早上醒來,天空一片陰霾,過後不久天空下起了滂沱大雨,我心裡產生了一陣悸動,今晚「他」會來嗎?
生命中無論何時,當你熱愛生命,老天爺也隨時給你一些驚喜,下午;雨停了,雖然在晚風的吹拂中,仍感覺到濕濕的涼意,但;天空必竟是真的放晴了。懷著一份對老天爺的感激,一份對「他」會不會赴約的忐忑心情,我提前於約會時間到達餐廳。自從我參加東石聯誼會,每次開會我就一定準時──用餐。

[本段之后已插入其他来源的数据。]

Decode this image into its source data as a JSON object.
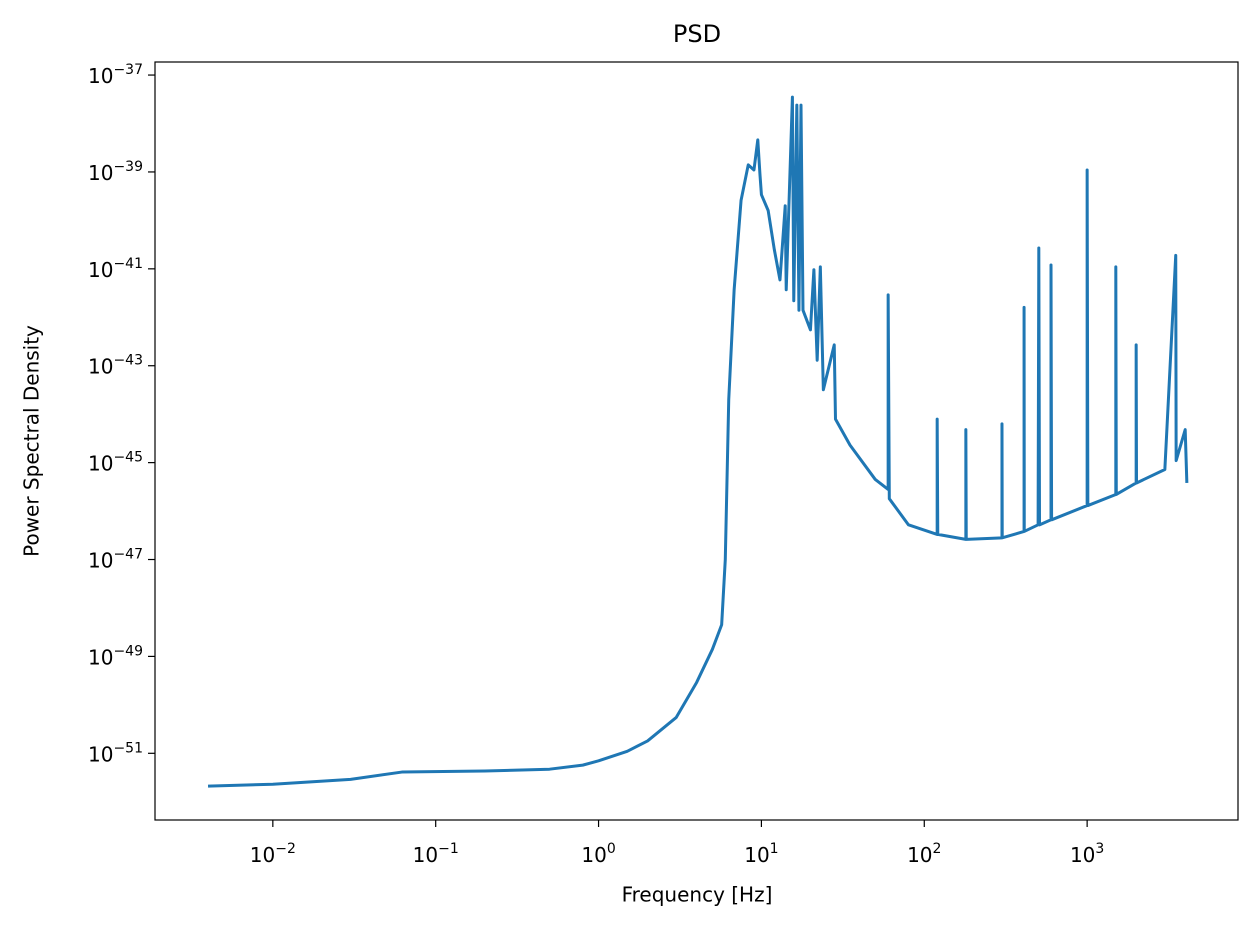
{
  "chart_data": {
    "type": "line",
    "title": "PSD",
    "x_label": "Frequency [Hz]",
    "y_label": "Power Spectral Density",
    "x_scale": "log",
    "y_scale": "log",
    "xlim": [
      0.00189,
      8440
    ],
    "ylim": [
      4.2e-53,
      1.86e-37
    ],
    "xticks": [
      {
        "value": 0.01,
        "label": "10^−2"
      },
      {
        "value": 0.1,
        "label": "10^−1"
      },
      {
        "value": 1,
        "label": "10^0"
      },
      {
        "value": 10,
        "label": "10^1"
      },
      {
        "value": 100,
        "label": "10^2"
      },
      {
        "value": 1000,
        "label": "10^3"
      }
    ],
    "yticks": [
      {
        "value": 1e-37,
        "label": "10^−37"
      },
      {
        "value": 1e-39,
        "label": "10^−39"
      },
      {
        "value": 1e-41,
        "label": "10^−41"
      },
      {
        "value": 1e-43,
        "label": "10^−43"
      },
      {
        "value": 1e-45,
        "label": "10^−45"
      },
      {
        "value": 1e-47,
        "label": "10^−47"
      },
      {
        "value": 1e-49,
        "label": "10^−49"
      },
      {
        "value": 1e-51,
        "label": "10^−51"
      }
    ],
    "series": [
      {
        "color": "#1f77b4",
        "x": [
          0.004,
          0.01,
          0.03,
          0.062,
          0.2,
          0.5,
          0.8,
          1.0,
          1.5,
          2,
          3,
          4,
          5,
          5.7,
          6,
          6.3,
          6.8,
          7.5,
          8.3,
          9.0,
          9.5,
          9.8,
          10,
          11,
          12,
          13,
          14,
          14.2,
          15.5,
          15.8,
          16.5,
          17,
          17.5,
          18,
          20,
          21,
          22,
          23,
          24,
          28,
          28.5,
          35,
          50,
          60,
          60,
          61,
          80,
          120,
          120,
          121,
          180,
          180,
          181,
          300,
          300,
          301,
          410,
          410,
          411,
          500,
          505,
          510,
          600,
          600,
          605,
          1000,
          1000,
          1010,
          1500,
          1500,
          1510,
          2000,
          2000,
          2010,
          3000,
          3500,
          3520,
          4000,
          4096
        ],
        "values": [
          2.1e-52,
          2.3e-52,
          2.9e-52,
          4.1e-52,
          4.3e-52,
          4.7e-52,
          5.7e-52,
          7e-52,
          1.1e-51,
          1.8e-51,
          5.5e-51,
          2.9e-50,
          1.4e-49,
          4.5e-49,
          1e-47,
          2e-44,
          3.7e-42,
          2.6e-40,
          1.4e-39,
          1.1e-39,
          4.6e-39,
          8.7e-40,
          3.4e-40,
          1.6e-40,
          2.5e-41,
          5.9e-42,
          2e-40,
          3.7e-42,
          3.5e-38,
          2.2e-42,
          2.4e-38,
          1.4e-42,
          2.4e-38,
          1.4e-42,
          5.5e-43,
          9.6e-42,
          1.3e-43,
          1.1e-41,
          3.2e-44,
          2.7e-43,
          7.9e-45,
          2.3e-45,
          4.5e-46,
          2.8e-46,
          2.9e-42,
          1.8e-46,
          5.2e-47,
          3.3e-47,
          7.9e-45,
          3.3e-47,
          2.6e-47,
          4.8e-45,
          2.6e-47,
          2.8e-47,
          6.3e-45,
          2.8e-47,
          3.8e-47,
          1.6e-42,
          3.8e-47,
          5.2e-47,
          2.7e-41,
          5.2e-47,
          6.6e-47,
          1.2e-41,
          6.6e-47,
          1.3e-46,
          1.1e-39,
          1.3e-46,
          2.2e-46,
          1.1e-41,
          2.2e-46,
          3.8e-46,
          2.7e-43,
          3.8e-46,
          7.2e-46,
          1.9e-41,
          1.1e-45,
          4.8e-45,
          3.8e-46
        ]
      }
    ]
  }
}
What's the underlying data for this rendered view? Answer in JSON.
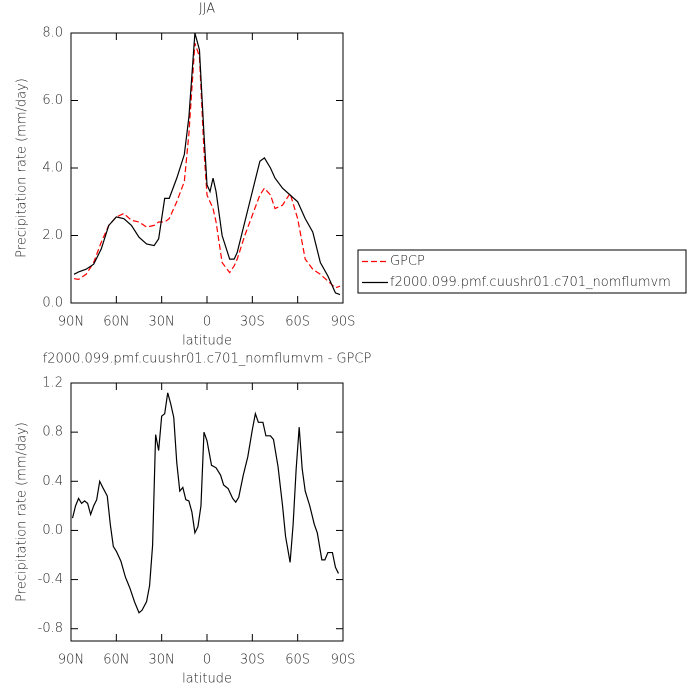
{
  "chart_data": [
    {
      "type": "line",
      "title": "JJA",
      "x_label": "latitude",
      "y_label": "Precipitation rate (mm/day)",
      "xlim": [
        90,
        -90
      ],
      "xticks": [
        {
          "value": 90,
          "label": "90N"
        },
        {
          "value": 60,
          "label": "60N"
        },
        {
          "value": 30,
          "label": "30N"
        },
        0,
        {
          "value": -30,
          "label": "30S"
        },
        {
          "value": -60,
          "label": "60S"
        },
        {
          "value": -90,
          "label": "90S"
        }
      ],
      "ylim": [
        0,
        8
      ],
      "yticks": [
        {
          "value": 0,
          "label": "0.0"
        },
        {
          "value": 2,
          "label": "2.0"
        },
        {
          "value": 4,
          "label": "4.0"
        },
        {
          "value": 6,
          "label": "6.0"
        },
        {
          "value": 8,
          "label": "8.0"
        }
      ],
      "legend": "right",
      "x": [
        88,
        85,
        80,
        75,
        70,
        65,
        60,
        55,
        50,
        45,
        40,
        35,
        32,
        28,
        25,
        20,
        15,
        12,
        8,
        5,
        2,
        0,
        -2,
        -4,
        -6,
        -10,
        -15,
        -18,
        -20,
        -25,
        -30,
        -35,
        -38,
        -42,
        -45,
        -50,
        -55,
        -60,
        -65,
        -70,
        -75,
        -80,
        -85,
        -88
      ],
      "series": [
        {
          "name": "GPCP",
          "color": "#ff0000",
          "line_style": "dashed",
          "values": [
            0.72,
            0.7,
            0.85,
            1.2,
            1.8,
            2.3,
            2.55,
            2.65,
            2.45,
            2.4,
            2.25,
            2.3,
            2.4,
            2.4,
            2.5,
            3.0,
            3.6,
            5.0,
            7.7,
            7.3,
            4.5,
            3.2,
            3.0,
            2.8,
            2.4,
            1.2,
            0.9,
            1.1,
            1.3,
            2.0,
            2.6,
            3.2,
            3.4,
            3.2,
            2.8,
            2.9,
            3.25,
            2.5,
            1.3,
            1.0,
            0.85,
            0.65,
            0.45,
            0.5
          ]
        },
        {
          "name": "f2000.099.pmf.cuushr01.c701_nomflumvm",
          "color": "#000000",
          "line_style": "solid",
          "values": [
            0.85,
            0.92,
            1.0,
            1.15,
            1.6,
            2.3,
            2.55,
            2.5,
            2.3,
            1.95,
            1.75,
            1.7,
            1.9,
            3.1,
            3.1,
            3.7,
            4.4,
            5.5,
            8.0,
            7.5,
            5.0,
            3.5,
            3.3,
            3.7,
            3.3,
            2.0,
            1.3,
            1.3,
            1.5,
            2.4,
            3.3,
            4.2,
            4.3,
            4.0,
            3.7,
            3.4,
            3.2,
            3.0,
            2.5,
            2.1,
            1.2,
            0.8,
            0.3,
            0.25
          ]
        }
      ]
    },
    {
      "type": "line",
      "title": "f2000.099.pmf.cuushr01.c701_nomflumvm - GPCP",
      "x_label": "latitude",
      "y_label": "Precipitation rate (mm/day)",
      "xlim": [
        90,
        -90
      ],
      "xticks": [
        {
          "value": 90,
          "label": "90N"
        },
        {
          "value": 60,
          "label": "60N"
        },
        {
          "value": 30,
          "label": "30N"
        },
        0,
        {
          "value": -30,
          "label": "30S"
        },
        {
          "value": -60,
          "label": "60S"
        },
        {
          "value": -90,
          "label": "90S"
        }
      ],
      "ylim": [
        -0.9,
        1.2
      ],
      "yticks": [
        {
          "value": -0.8,
          "label": "-0.8"
        },
        {
          "value": -0.4,
          "label": "-0.4"
        },
        {
          "value": 0,
          "label": "0.0"
        },
        {
          "value": 0.4,
          "label": "0.4"
        },
        {
          "value": 0.8,
          "label": "0.8"
        },
        {
          "value": 1.2,
          "label": "1.2"
        }
      ],
      "color": "#000000",
      "x": [
        89,
        87,
        85,
        83,
        81,
        79,
        77,
        75,
        73,
        71,
        69,
        66,
        64,
        62,
        60,
        57,
        54,
        51,
        48,
        45,
        43,
        40,
        38,
        36,
        34,
        32,
        30,
        28,
        26,
        24,
        22,
        20,
        18,
        16,
        14,
        12,
        10,
        8,
        6,
        4,
        2,
        0,
        -3,
        -6,
        -9,
        -11,
        -14,
        -17,
        -19,
        -21,
        -24,
        -27,
        -30,
        -32,
        -34,
        -37,
        -39,
        -42,
        -44,
        -47,
        -50,
        -52,
        -55,
        -57,
        -59,
        -61,
        -63,
        -65,
        -68,
        -71,
        -73,
        -76,
        -78,
        -80,
        -83,
        -85,
        -87
      ],
      "values": [
        0.1,
        0.2,
        0.26,
        0.22,
        0.24,
        0.22,
        0.13,
        0.2,
        0.25,
        0.4,
        0.35,
        0.28,
        0.05,
        -0.13,
        -0.17,
        -0.25,
        -0.38,
        -0.47,
        -0.58,
        -0.67,
        -0.65,
        -0.58,
        -0.45,
        -0.12,
        0.78,
        0.65,
        0.93,
        0.95,
        1.12,
        1.03,
        0.92,
        0.55,
        0.32,
        0.35,
        0.25,
        0.24,
        0.15,
        -0.02,
        0.03,
        0.2,
        0.8,
        0.73,
        0.53,
        0.51,
        0.45,
        0.37,
        0.34,
        0.26,
        0.23,
        0.27,
        0.45,
        0.6,
        0.82,
        0.95,
        0.88,
        0.88,
        0.77,
        0.77,
        0.74,
        0.52,
        0.2,
        -0.05,
        -0.26,
        0.05,
        0.5,
        0.84,
        0.5,
        0.32,
        0.2,
        0.05,
        -0.02,
        -0.24,
        -0.24,
        -0.18,
        -0.18,
        -0.3,
        -0.35
      ]
    }
  ]
}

小學母校要辦八十週年校慶,有位鰲鼓的蔡明憲校友捐資更新圖書館硬體設備,但校長希望能更充實圖書質量,我跟金逢兄商議如何能盡一份棉薄。今晚就是我跟金逢兄合議邀請,一些在東石聯誼會常見面的下楫校友餐敘,因為邀請時既已言明餐敘之目的,這根本是個「鴻門宴」,所以才使我心情忐忑。
約會地點在中和的祥興樓餐廳,由陳皆得學長幫忙訂位,這是一間剛裝修完不久的老店,裝修設計不俗,氣氛也營造的很好。到達包廂才發現,所訂的包廂是可以容納十五人的大桌,但我們只約了十人。此時我又開始擔心如果那個「他」沒來,這間大包廂一定會讓氣氛更顯得冷清,所幸;無論他或他,都是熱愛故土的下楫校友,出席率竟然百分百。
我們沒有那套「開會」儀式,人到齊了;皆得學長直接叫餐廳上菜開席,一份東石海邊人的習性自然而生。酒過三巡,大家聊開了,這裡面的人,雖然在「聯誼會」也常見面,但不一定像今天那麼齊,今天更有一個共同的身份;下楫國小校友。大家有更接近的話題,更熟悉的話題,那不是在別的場合可以感受到的。邀約的主要目的──募集圖書,並沒有想像中那麼重要,原來;出席的校友,本就本著「縮頭一刀、伸頭一刀」的想法,因為邀請時既已言明餐敘之目的,大家也清這根本是個「鴻門宴」。
。很簡單;各自認捐,然後各自找自己要好的同學「硬捐」(有沒有找則不知道),沒想到的是;大家都帶著現金赴會,當場收集所有認捐款項。更沒想到的是;金逢兄不知要說他是老謀深算,或是「居心叵測」或是「給人方便」,竟然「多帶」了很多現金,準備「方便」那位沒帶現金的校友,這份心腸,最後沒有如願。
今晚大家都找不到「同窗」,十個人有十個屆次,鄭新發(18)、陳皆得(22)、陳神生(23)、何再興(24)、張春長(25)、何金逢(27)、謝昆山(29)、王乙芳(30)、張振宗(36)、蔡政廷(無辜的鰲鼓人),但大家記憶中那一口「鄉音不改」的工友「老伍」,老實的不像話的「老葉」(管福利社鑰匙的),那讓大家可共同回憶調皮搗蛋的記憶,仿佛又鮮明躍然於眼前。今晚;大家在閒聊當中,發現有共同生長背景的一群人,在現實生活領域當中,有許多是可以產生助力的。
我們這個年代的校友,都是親炙母校最「壯大」的人,更知道自己就讀過讓自己可以感到驕傲的學校,它曾經拿過全省第二名的躲避球賽,它的珠算教育成就,可以傲視群倫,它出了好多的「博士」、「碩士」,它是我們心目中的「大」學校,但現實是;我們的學弟妹,竟然只剩下「一百多人」。於是我們決定;我們要成立一個叫作,台北嘉義同鄉會東石聯誼會下楫國小校友分會的非正式組織。
這是一份難得的偶然,許多兒時的點滴,竟然在這樣不經意的聚餐當中燃起回憶,我相信;任何一次刻意召集的同窗會,它不一定會讓人有這樣自然相聚的感覺,但這一份偶然才讓大家格外珍惜。不知道誰先提起,餐會中;金逢兄突然唱出「……太平洋上盪盪,下楫黌宮巍然雄壯,矗立嘉南平原上,……」,而後;大家自然的接唱「矢勤矢勇,立志莫徬徨,勇往邁進活力旺……」。遙遠又熟悉的歌聲,那是我小學的校歌。
走出餐廳,剛才那睽違已久的校歌,好像仍縈迴耳際,記憶中;它是畢業典禮時的應景節目,現在品味,卻如同天籟。